The sun was sinking low on the horizon, painting the sky red. “Do you even like music?” I asked.

“Do you like anything else? She loved her music more than her own kids. She had it backwards. People come first, always.” Ice cream dripped over her hand. “I want to see this Grim William person.” 

The problem being that Grim William considered me his nemesis, someone who had altered the course of his life for the profoundly worse, a true archenemy haunting his career.

“This seems to happen to you,” she said. I nodded and bit into my cone. 

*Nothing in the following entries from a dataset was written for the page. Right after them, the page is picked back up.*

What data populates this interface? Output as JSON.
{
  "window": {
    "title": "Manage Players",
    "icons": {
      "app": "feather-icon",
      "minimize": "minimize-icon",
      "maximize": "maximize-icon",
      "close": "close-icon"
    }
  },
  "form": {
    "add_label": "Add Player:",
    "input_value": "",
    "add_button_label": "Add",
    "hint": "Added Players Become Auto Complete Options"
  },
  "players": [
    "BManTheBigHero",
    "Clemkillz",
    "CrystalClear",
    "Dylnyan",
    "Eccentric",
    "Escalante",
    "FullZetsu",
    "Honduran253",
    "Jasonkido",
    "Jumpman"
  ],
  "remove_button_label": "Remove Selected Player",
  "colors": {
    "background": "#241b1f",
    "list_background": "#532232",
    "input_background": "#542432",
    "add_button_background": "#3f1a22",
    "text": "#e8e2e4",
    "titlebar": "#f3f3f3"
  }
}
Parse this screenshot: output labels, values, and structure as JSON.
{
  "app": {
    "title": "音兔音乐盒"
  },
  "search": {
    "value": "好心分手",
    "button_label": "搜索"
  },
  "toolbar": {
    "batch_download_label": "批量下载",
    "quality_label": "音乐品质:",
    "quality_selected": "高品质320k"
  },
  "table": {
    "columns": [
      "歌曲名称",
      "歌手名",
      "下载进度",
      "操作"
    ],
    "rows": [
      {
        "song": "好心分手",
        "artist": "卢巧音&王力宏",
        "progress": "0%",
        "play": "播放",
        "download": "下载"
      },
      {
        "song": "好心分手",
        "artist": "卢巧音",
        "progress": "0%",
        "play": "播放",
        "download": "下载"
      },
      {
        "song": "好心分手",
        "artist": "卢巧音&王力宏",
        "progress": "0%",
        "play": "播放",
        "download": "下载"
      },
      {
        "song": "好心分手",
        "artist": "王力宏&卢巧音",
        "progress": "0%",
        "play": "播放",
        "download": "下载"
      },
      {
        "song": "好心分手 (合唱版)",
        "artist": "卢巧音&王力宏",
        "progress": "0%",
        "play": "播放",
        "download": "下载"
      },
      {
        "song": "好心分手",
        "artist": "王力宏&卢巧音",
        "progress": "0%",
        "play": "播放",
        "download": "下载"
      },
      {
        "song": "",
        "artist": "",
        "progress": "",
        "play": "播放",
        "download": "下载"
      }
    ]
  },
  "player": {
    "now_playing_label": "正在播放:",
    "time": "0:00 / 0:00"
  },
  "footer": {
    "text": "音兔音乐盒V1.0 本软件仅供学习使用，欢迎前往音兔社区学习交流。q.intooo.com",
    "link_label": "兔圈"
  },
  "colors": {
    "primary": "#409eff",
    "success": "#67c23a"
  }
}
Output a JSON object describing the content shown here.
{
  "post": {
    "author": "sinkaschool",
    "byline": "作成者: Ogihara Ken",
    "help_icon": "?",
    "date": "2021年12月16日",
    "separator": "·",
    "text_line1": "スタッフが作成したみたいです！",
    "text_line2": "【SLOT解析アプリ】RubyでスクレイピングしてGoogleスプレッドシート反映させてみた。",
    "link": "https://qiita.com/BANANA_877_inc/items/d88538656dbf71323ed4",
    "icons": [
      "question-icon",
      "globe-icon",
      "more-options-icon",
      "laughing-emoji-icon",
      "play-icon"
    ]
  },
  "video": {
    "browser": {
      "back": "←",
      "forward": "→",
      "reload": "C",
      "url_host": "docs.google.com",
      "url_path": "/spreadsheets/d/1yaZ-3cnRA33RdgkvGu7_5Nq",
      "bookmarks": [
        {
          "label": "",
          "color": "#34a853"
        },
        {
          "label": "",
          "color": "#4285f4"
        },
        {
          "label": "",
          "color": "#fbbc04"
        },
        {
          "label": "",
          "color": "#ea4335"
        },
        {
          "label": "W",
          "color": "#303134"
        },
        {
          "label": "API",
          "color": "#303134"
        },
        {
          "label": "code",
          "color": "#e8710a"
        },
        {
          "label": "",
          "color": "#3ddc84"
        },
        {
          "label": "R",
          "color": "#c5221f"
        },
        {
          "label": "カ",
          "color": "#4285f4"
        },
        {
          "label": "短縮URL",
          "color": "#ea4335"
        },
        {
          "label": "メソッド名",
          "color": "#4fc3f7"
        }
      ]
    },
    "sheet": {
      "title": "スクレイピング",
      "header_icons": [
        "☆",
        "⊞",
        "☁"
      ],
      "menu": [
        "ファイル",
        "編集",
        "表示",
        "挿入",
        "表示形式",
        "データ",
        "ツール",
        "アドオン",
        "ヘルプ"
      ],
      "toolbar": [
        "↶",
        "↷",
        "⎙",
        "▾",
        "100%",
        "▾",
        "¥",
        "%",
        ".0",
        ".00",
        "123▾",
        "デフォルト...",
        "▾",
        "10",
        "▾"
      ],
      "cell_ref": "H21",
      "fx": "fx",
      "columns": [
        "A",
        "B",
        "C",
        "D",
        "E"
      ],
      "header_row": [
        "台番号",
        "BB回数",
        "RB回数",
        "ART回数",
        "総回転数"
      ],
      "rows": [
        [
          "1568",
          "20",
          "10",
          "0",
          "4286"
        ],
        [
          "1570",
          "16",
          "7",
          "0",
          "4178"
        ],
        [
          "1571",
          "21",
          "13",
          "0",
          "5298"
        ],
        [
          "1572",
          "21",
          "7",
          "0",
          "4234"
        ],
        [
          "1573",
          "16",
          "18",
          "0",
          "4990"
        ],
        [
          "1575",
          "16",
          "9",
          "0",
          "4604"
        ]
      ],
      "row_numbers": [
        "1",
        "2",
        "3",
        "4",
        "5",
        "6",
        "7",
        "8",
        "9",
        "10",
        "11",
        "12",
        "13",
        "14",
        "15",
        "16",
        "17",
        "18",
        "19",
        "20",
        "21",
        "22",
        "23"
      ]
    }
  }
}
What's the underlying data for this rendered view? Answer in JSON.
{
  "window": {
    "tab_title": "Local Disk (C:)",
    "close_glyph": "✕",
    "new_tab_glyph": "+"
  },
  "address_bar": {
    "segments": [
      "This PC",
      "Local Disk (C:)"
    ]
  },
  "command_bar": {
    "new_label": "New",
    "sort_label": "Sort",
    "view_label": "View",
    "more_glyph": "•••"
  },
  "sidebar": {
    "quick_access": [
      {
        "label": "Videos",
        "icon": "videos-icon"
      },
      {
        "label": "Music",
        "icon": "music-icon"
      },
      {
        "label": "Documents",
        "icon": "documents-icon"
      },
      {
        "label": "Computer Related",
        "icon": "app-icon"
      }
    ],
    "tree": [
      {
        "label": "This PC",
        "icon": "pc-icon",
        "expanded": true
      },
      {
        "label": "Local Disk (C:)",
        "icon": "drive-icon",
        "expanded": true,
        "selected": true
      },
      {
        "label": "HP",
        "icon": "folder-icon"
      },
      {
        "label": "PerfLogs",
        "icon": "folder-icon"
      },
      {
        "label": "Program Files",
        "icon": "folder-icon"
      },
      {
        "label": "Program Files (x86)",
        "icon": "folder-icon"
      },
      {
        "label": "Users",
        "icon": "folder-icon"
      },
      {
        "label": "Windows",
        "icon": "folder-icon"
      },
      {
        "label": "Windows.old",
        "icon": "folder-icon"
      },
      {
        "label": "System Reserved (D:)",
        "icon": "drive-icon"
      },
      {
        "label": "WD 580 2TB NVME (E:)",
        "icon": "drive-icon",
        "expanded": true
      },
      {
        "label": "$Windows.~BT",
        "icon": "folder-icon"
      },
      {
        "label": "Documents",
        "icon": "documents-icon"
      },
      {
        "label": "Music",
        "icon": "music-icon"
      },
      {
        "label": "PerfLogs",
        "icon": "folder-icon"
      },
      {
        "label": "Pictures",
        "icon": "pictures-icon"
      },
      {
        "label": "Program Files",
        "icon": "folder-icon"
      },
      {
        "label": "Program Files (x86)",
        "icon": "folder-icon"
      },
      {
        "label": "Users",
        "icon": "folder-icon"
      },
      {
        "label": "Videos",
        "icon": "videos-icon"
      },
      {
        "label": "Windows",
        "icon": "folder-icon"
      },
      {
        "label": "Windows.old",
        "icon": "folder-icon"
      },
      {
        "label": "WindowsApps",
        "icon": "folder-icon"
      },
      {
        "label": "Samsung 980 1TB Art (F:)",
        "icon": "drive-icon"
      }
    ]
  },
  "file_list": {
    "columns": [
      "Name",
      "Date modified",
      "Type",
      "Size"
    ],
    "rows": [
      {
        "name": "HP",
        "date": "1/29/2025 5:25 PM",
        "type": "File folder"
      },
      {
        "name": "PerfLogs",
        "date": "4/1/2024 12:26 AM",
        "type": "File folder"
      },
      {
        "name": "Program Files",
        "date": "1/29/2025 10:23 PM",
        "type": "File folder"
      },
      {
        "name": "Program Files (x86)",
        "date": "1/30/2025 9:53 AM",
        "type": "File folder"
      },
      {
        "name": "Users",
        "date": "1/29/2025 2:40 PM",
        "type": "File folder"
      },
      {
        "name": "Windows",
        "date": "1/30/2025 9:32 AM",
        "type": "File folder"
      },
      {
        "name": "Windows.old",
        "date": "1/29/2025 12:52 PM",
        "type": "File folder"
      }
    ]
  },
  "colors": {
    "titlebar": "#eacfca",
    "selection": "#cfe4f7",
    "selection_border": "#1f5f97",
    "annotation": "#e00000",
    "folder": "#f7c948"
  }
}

The situation with Jerry Drover was business; this, on the other, was extremely personal. Grim William, known to his dearly departed mom and pop as Billy Grimm, was a violent chaotic misogynist, anarchy in human form, with broken teeth from numerous fights and a head full of spiked hair styled so high and sharp, with egg whites and Elmer’s Glue, that it looked like a hedgehog fucking a cactus. He was a longtime New York punk, a student of free jazz freak-outs, who’d been there to see the New York Dolls, told them they weren’t fast enough; to see the Ramones, told them they weren’t tough enough; to see Suicide, told them they weren’t loud enough. He’d taken those critiques and formed the rather brilliant and aggressively strange Acrobatics. As mentioned, they were a band of barely competent nonmusicians whose aim, he said at every show, was to destroy the bloated corpse of rock ‘n’ roll, with its rock stars and cocaine binges and gold records—burn it to the ground and make room for something new, something young, something true. The world was so complicated and fucked up, he said, that the abstract was the only thing that made sense. Their first and only album was Steal the Acrobatics (1979), and it was filled with a confrontational, primitive mixture of punk, funk, and avant-jazz. Free from any traditional notion of keys, chords, or melody, theirs was a fractured cubist sound, all sharp angles and broken shards yet somehow still something you could dance to, if dancing to songs that compared women to vampires or fascists or automobiles was your thing.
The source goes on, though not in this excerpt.